Галина Петровна улыбнулась еще раз, забыв про прежнюю улыбку, так что получилось больше похоже на мучительный оскал. Надо будет на всякий случай присмотреть и за этим полудурком, решил Седлов, быстро, по-молодому, преодолевая один лестничный пролет за другим и звякая мысленными шпорами. Старые связи — как старые раны. Сто лет молчат, а потом раз — и ты уже на том свете.

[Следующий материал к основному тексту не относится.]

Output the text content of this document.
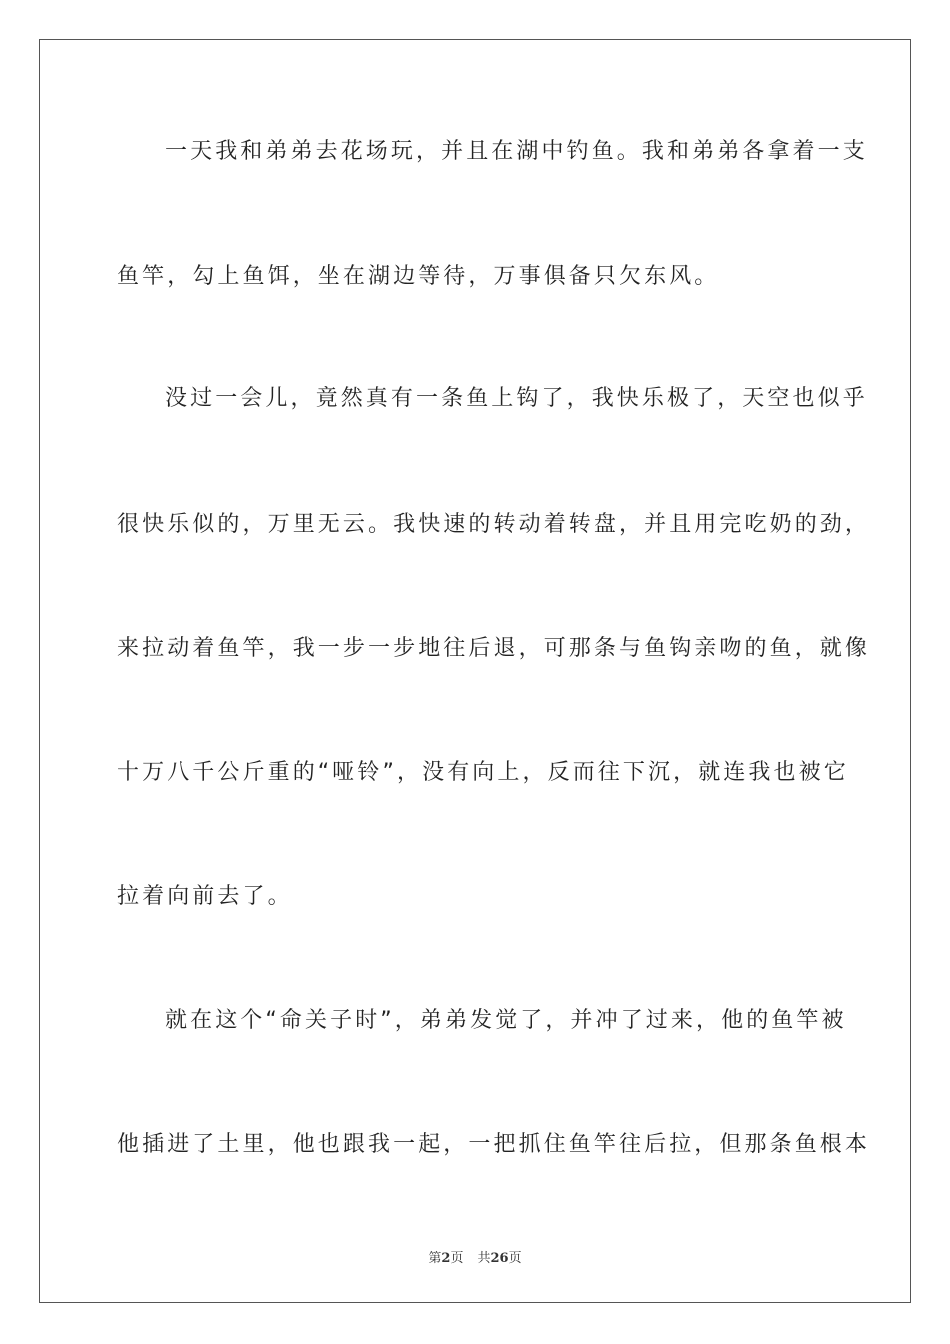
一天我和弟弟去花场玩，并且在湖中钓鱼。我和弟弟各拿着一支
鱼竿，勾上鱼饵，坐在湖边等待，万事俱备只欠东风。
没过一会儿，竟然真有一条鱼上钩了，我快乐极了，天空也似乎
很快乐似的，万里无云。我快速的转动着转盘，并且用完吃奶的劲，
来拉动着鱼竿，我一步一步地往后退，可那条与鱼钩亲吻的鱼，就像
十万八千公斤重的“哑铃”，没有向上，反而往下沉，就连我也被它
拉着向前去了。
就在这个“命关子时”，弟弟发觉了，并冲了过来，他的鱼竿被
他插进了土里，他也跟我一起，一把抓住鱼竿往后拉，但那条鱼根本
第2页 共26页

Генерал еще не покинул подъезд, а Галина Петровна уже знала, что Николенька никуда не делся, не был осужден, сослан, даже не уехал никуда. Он все эти годы преспокойно проживал в городе Энске в двухкомнатной квартирке (2-й Трудовой пер., 14/1, кв. 12), которую получил от государства… Галина Петровна встала, прошлась по комнате, снова села. Правильно — в 1959 году. Когда она вышла… Нет, когда ее выдали за Линдта. В том же 1959 году Николай Иванович Машков необыкновенно быстро и удачно (ни одного черного шара) защитил кандидатскую диссертацию и получил соответствующую прибавку к жалованию и место заместителя заведующего кафедрой химии и природных соединений, но уже не в политехе, а в университете, что было еще одним колоссальным скачком вперед, фактически — сменой социального страта. В настоящий момент по указанному адресу с гражданином Машковым проживает его жена — гражданка Машкова Наталья Ивановна, библиотекарь, и две дочери — Анна, восемь лет, и Екатерина, четыре года.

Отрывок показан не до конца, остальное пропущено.